Technology serves your external customers, not your internal users. Identify your customer’s needs and align your website with those needs.

What’s the technical solution for this challenge?

Find a solution that makes an accessible and responsive website easy to build and easy to maintain. SharePoint requires extra customizations, at a high price, to meet Web Content Accessibility Guidelines (WCAG) 2.0 AA compliance. This often means a separate contract with a third-party vendor.

Digital Services Georgia's platform is WCAG 2.0 AA compliant. You don’t need to make any special customizations or requests to meet accessibility requirements. As for responsive design, the platform is built responsively to suit users on all devices without having to deal with third-party vendors. Every website is built with accessible and responsive functionality at no extra cost.

What We’ve Learned

  1. Technology will not solve a broken business process.
    Sometimes a technology problem is a broken business process.
  2. Business needs drive business solutions.
    Everything from the services you offer to your customers to the technology you use stems from a business need. Every project you run and every person involved in your organization fulfills a business need.
  3. Think long-term.
    Is the solution we’re implementing sustainable in the long-run?
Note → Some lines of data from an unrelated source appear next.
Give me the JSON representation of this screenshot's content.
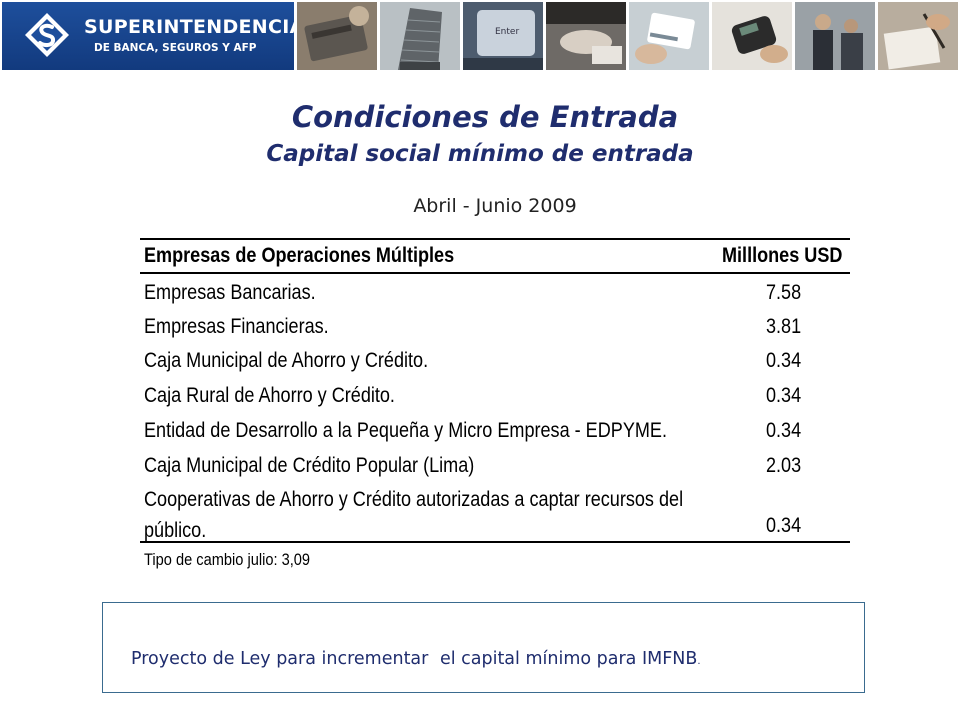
{
  "banner": {
    "logo_title": "SUPERINTENDENCIA",
    "logo_subtitle": "DE BANCA, SEGUROS Y AFP",
    "photos": [
      "credit-card-photo",
      "building-photo",
      "enter-key-photo",
      "handshake-photo",
      "card-photo",
      "payment-terminal-photo",
      "business-meeting-photo",
      "signing-photo"
    ],
    "photo_key_label": "Enter"
  },
  "heading": {
    "title": "Condiciones de Entrada",
    "subtitle": "Capital social mínimo de entrada",
    "period": "Abril - Junio 2009"
  },
  "table": {
    "header_left": "Empresas de Operaciones Múltiples",
    "header_right": "Milllones USD",
    "rows": [
      {
        "label": "Empresas Bancarias.",
        "value": "7.58"
      },
      {
        "label": "Empresas Financieras.",
        "value": "3.81"
      },
      {
        "label": "Caja Municipal de Ahorro y Crédito.",
        "value": "0.34"
      },
      {
        "label": "Caja Rural de Ahorro y Crédito.",
        "value": "0.34"
      },
      {
        "label": "Entidad de Desarrollo a la Pequeña y Micro Empresa - EDPYME.",
        "value": "0.34"
      },
      {
        "label": "Caja Municipal de Crédito Popular (Lima)",
        "value": "2.03"
      },
      {
        "label": "Cooperativas de Ahorro y Crédito autorizadas a captar recursos del público.",
        "value": "0.34"
      }
    ],
    "note": "Tipo de cambio julio: 3,09"
  },
  "project_box": {
    "text_a": "Proyecto de Ley para incrementar",
    "text_b": "el capital mínimo para IMFNB",
    "text_end": "."
  },
  "colors": {
    "heading": "#1f2d6e",
    "logo_bg": "#1e4f9c",
    "box_border": "#3a6b8f"
  }
}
Is it easily scalable? Will the site require extensive development work just to launch? What does future development look like and how quickly can it be implemented? Will multiple users be able to easily adapt to using it?
  4. Do your homework ahead of time.
    Conduct internal and external research to understand how your users interact with your website. It’s important to know how your technology interacts across business lines. You will be able to provide a more effective and efficient solution if you know ahead of time what your users expect.

When building a website, don’t build based on technology alone. Find solutions that will answer your business goals and meet your needs. Then carefully select a solution that will benefit your users first, and then you. The goal is to find solutions that benefit your agency and your business unit’s needs.